# Vapor Barrier Question



## awhitehouse (Aug 22, 2009)

Hi,

I am insulating an outbuilding I have.  I know that traditionally the vapor barrier goes on the "warm in the winter" side and that is how I am handling all the exterior walls.

However, I have 2 twists on this I need help with:

1.  The outbuilding will be divided into 2 halves on the main level and separated by a wall.  One side will be a garage and the other a workshop.  Both will be heated, but to different temperatures.  The garage will be kept at just above freezing (35-40 F or 2-4 C) while the shop will generally be kept around 55 F/12 C when I am not using it and around 65-70 F/18-21F when I am in there or need the extra heat.   So which side does the vapor barrier go on?

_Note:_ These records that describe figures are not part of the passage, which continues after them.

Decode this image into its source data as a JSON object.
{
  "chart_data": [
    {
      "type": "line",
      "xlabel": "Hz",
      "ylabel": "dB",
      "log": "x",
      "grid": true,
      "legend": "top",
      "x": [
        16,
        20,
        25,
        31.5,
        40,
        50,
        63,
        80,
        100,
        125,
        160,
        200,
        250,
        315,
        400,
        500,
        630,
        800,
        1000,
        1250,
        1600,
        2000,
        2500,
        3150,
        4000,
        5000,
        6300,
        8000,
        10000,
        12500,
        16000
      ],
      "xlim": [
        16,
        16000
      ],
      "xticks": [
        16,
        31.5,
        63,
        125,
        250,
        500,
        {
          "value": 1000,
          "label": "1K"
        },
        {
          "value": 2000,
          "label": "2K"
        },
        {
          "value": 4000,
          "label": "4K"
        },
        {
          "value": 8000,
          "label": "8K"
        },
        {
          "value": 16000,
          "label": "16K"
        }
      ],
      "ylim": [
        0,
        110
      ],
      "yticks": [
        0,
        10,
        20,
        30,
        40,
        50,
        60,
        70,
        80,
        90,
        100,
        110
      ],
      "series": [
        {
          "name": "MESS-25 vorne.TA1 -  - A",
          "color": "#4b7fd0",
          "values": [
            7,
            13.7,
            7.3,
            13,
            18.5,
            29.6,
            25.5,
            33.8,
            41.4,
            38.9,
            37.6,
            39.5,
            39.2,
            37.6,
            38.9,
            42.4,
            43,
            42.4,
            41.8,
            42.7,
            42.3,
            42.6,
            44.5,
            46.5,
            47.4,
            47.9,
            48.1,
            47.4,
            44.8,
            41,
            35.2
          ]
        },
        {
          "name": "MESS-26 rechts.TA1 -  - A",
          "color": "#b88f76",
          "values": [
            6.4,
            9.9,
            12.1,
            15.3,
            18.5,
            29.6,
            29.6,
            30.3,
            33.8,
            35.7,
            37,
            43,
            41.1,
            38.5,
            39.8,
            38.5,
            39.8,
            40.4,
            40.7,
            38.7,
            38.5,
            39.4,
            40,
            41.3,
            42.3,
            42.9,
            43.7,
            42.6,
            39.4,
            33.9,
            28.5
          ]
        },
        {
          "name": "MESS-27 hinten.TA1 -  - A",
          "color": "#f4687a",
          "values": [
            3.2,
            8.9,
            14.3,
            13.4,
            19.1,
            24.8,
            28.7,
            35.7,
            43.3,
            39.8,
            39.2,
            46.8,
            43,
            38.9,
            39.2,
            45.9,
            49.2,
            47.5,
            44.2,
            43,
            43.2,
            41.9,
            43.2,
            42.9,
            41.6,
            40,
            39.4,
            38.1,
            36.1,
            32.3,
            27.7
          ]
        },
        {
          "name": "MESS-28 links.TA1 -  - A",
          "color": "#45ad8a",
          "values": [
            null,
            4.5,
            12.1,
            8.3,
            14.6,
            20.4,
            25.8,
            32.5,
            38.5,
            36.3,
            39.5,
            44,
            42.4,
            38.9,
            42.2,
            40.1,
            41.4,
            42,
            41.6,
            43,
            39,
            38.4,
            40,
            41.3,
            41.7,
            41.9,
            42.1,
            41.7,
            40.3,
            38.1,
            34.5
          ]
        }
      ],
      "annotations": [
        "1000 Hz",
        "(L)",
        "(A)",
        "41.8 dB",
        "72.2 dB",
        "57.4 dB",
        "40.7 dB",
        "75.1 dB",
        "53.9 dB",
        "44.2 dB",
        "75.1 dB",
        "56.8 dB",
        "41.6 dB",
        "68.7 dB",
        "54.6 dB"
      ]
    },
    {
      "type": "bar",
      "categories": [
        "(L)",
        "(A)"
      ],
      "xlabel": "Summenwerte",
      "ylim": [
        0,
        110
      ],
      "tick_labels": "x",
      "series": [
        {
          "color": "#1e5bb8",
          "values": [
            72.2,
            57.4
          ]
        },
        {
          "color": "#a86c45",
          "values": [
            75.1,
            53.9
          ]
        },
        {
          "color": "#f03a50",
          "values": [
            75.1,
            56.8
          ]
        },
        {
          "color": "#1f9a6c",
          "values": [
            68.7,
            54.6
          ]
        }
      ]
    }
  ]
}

2.  There is also a loft that I want to turn into a "guest house".  It is above both the garage and the shop. Most of the time it will be keep it just above freezing so the pipes don't freeze, however when someone is staying there it will be whatever temperature is comfortable for them.  Which side does the vapor barrier go on in this case?

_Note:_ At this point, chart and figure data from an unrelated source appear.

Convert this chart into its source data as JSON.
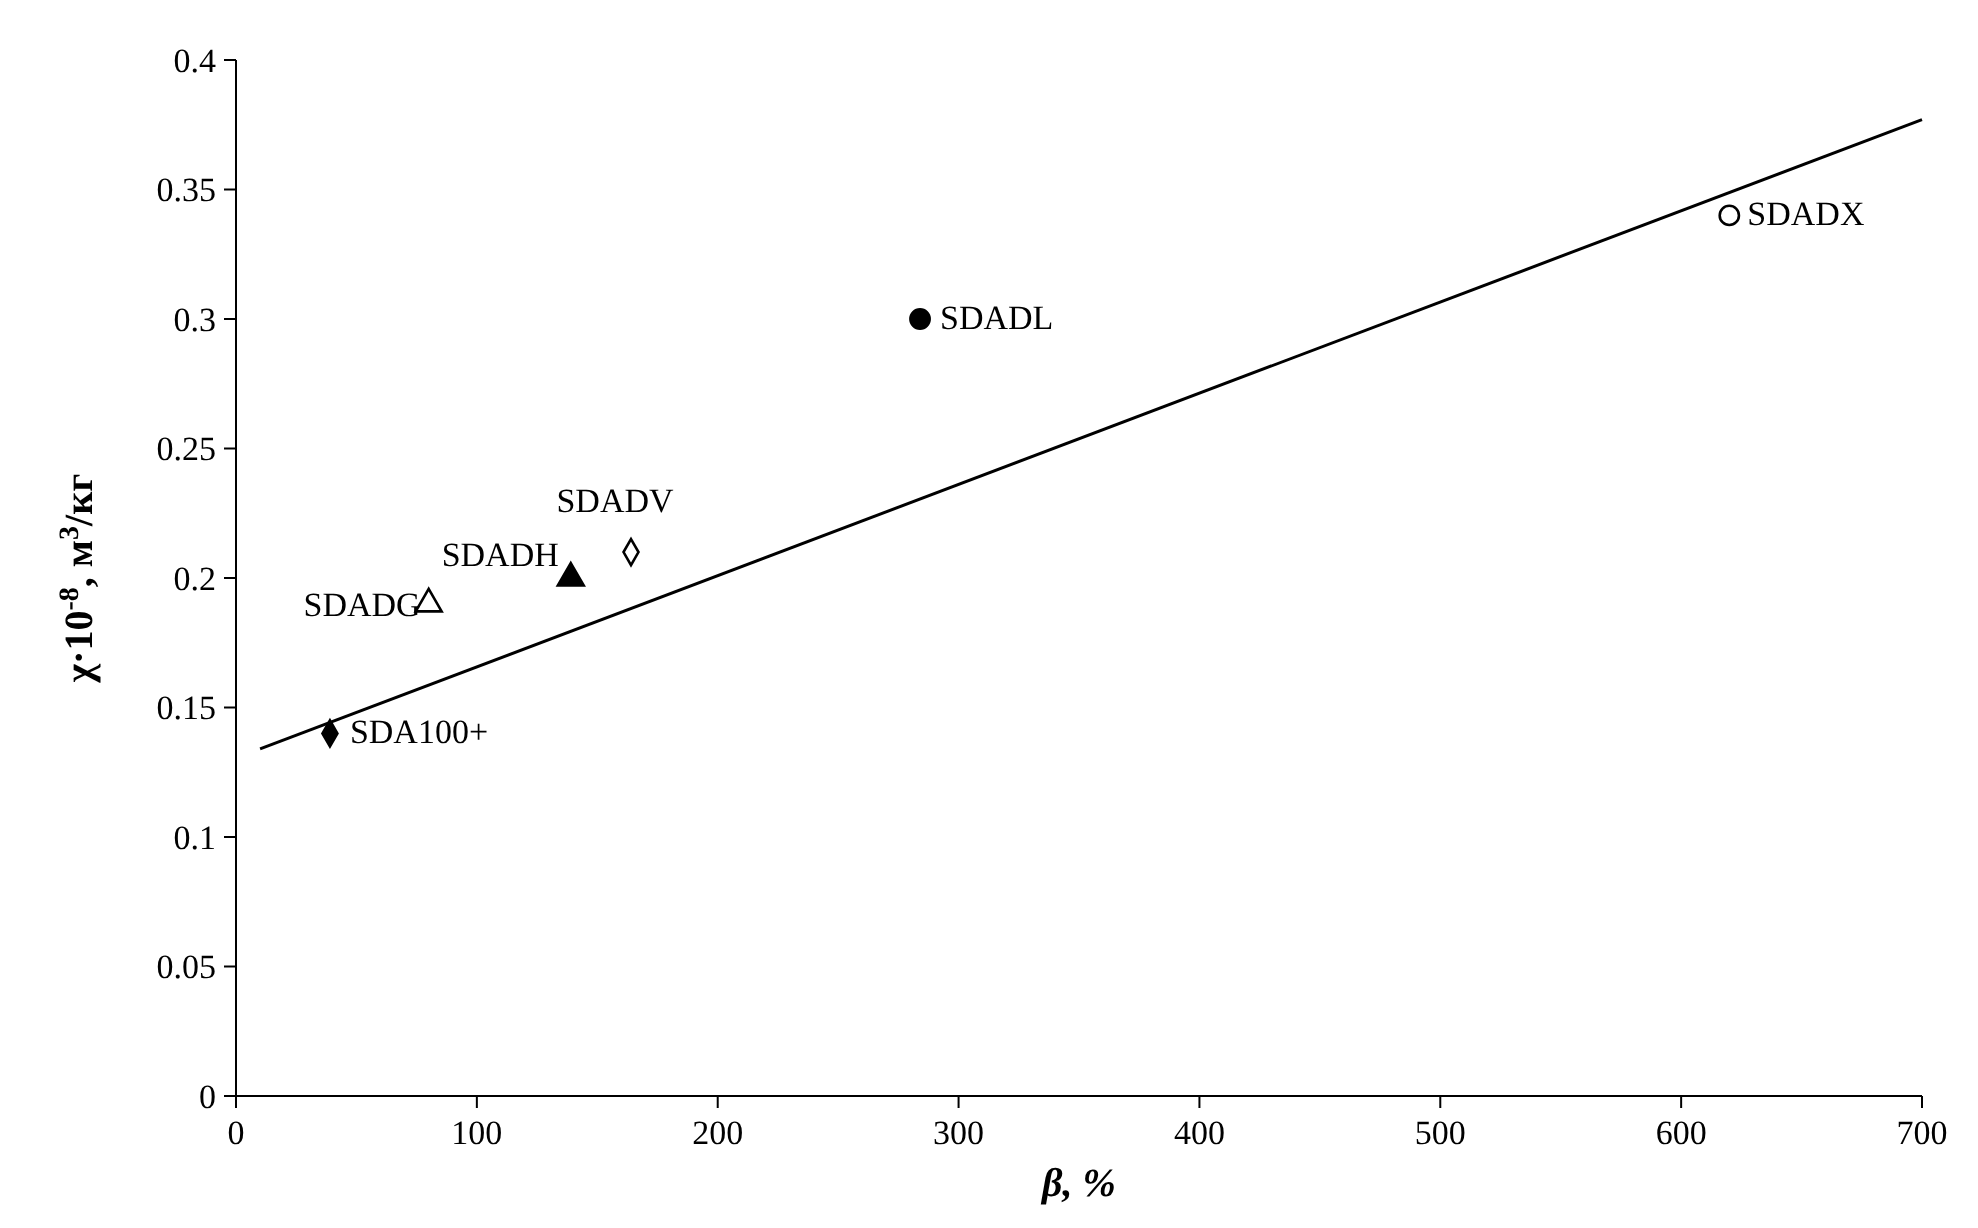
{
  "chart_data": {
    "type": "scatter",
    "xlabel": "β, %",
    "ylabel": "χ·10$^{-8}$, м$^{3}$/кг",
    "xlim": [
      0,
      700
    ],
    "xticks": [
      0,
      100,
      200,
      300,
      400,
      500,
      600,
      700
    ],
    "ylim": [
      0,
      0.4
    ],
    "yticks": [
      0,
      0.05,
      0.1,
      0.15,
      0.2,
      0.25,
      0.3,
      0.35,
      0.4
    ],
    "grid": false,
    "series": [
      {
        "name": "SDA100+",
        "marker": "diamond",
        "color": "#000000",
        "x": [
          39
        ],
        "values": [
          0.14
        ]
      },
      {
        "name": "SDADG",
        "marker": "triangle",
        "color": "#ffffff",
        "x": [
          80
        ],
        "values": [
          0.19
        ]
      },
      {
        "name": "SDADH",
        "marker": "triangle",
        "color": "#000000",
        "x": [
          139
        ],
        "values": [
          0.2
        ]
      },
      {
        "name": "SDADV",
        "marker": "diamond",
        "color": "#ffffff",
        "x": [
          164
        ],
        "values": [
          0.21
        ]
      },
      {
        "name": "SDADL",
        "marker": "circle",
        "color": "#000000",
        "x": [
          284
        ],
        "values": [
          0.3
        ]
      },
      {
        "name": "SDADX",
        "marker": "circle",
        "color": "#ffffff",
        "x": [
          620
        ],
        "values": [
          0.34
        ]
      },
      {
        "type": "line",
        "marker": "none",
        "line_style": "solid",
        "color": "#000000",
        "x": [
          10,
          700
        ],
        "values": [
          0.134,
          0.377
        ]
      }
    ]
  }
}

These ones have me puzzled.  Any help would be great.

Alan


----------



## slownsteady (Aug 22, 2009)

Hi Alan,

I can certainly respect your privacy concerns, but it might be helpful to know what part of the world you live in, especially for a heating / insulation question.

But that being said, you probably don't need a vapor barrier between the two halves, since it is technically an interior wall, even if it is block or concrete. There are many folks on here who can argue against a vapor barrier at all. But I'll leave that to them.


----------



## awhitehouse (Aug 23, 2009)

I am in the southern Ontario area.  Warm humid summers (except this summer which has been crap) and cold, snowy winters.


----------



## GBR (Aug 23, 2009)

I'd definitely put it on the garage sides to keep the water from the cars going to the warmer spaces. Even using a v.b. paint to keep the water out of the walls in the first place. All that water, snow on a vehicle wants to go somewhere as moisture, especially if the garage is heated.     Be safe, G


----------



## slownsteady (Aug 27, 2009)

Good point, GBR. I hadn't even thought about from that point of view.


----------



## awhitehouse (Aug 28, 2009)

Thanks for the information.   It helps.

I actually did call the building department here.  The person (who sounded like they were 16) on the other end basically said "good question" and then after a lot of "hmmms" and "ummmms" gave me the answer about going with vapor barrier in the shop side of the wall and on the top of the insulation for the loft.


But the answer didn't give me a lot of confidence in what to do.  So I have posted her and a couple other boards.  Unfortunately I have gotten answers saying both shop side and garage side and both are convincing arguements (garage side says melting snow and ice and rain water is more moist than the shop so put vapor barrier on that side).

I am leaning towards just using rigid foam insulation between the shop and the garage.  Then the issue of the vapor barrier goes away.  It is a small enough wall that the extra costs won't break me.  However, for insulating the loft, I am still at a loss of what to do.


----------



## inspectorD (Aug 29, 2009)

Since I am not there and cannot possibly see the condition of the shop. This means I can't really give you an opinion. There are many variables to deal with noone has brought up. The condition of the roof? does it leak? How is the ventilation? How big and drafty are the garage doors, how often do you go in and out?, Is there a vapor barrier under the slab of the concrete? What is the orientation of the building to solar gain...if any? These are just a start.

Do yourself a favor and get it right, hire a professional for a couple hundred dollars and have someone actually look at your project,it will be $ well spent to ward off potential issues down the road. And what to look for if you start to have problems.
Try www.buildingscience.com for a start, they will look at your issue and give professional advice...on scene.
Good luck, we all want a warm shop.


----------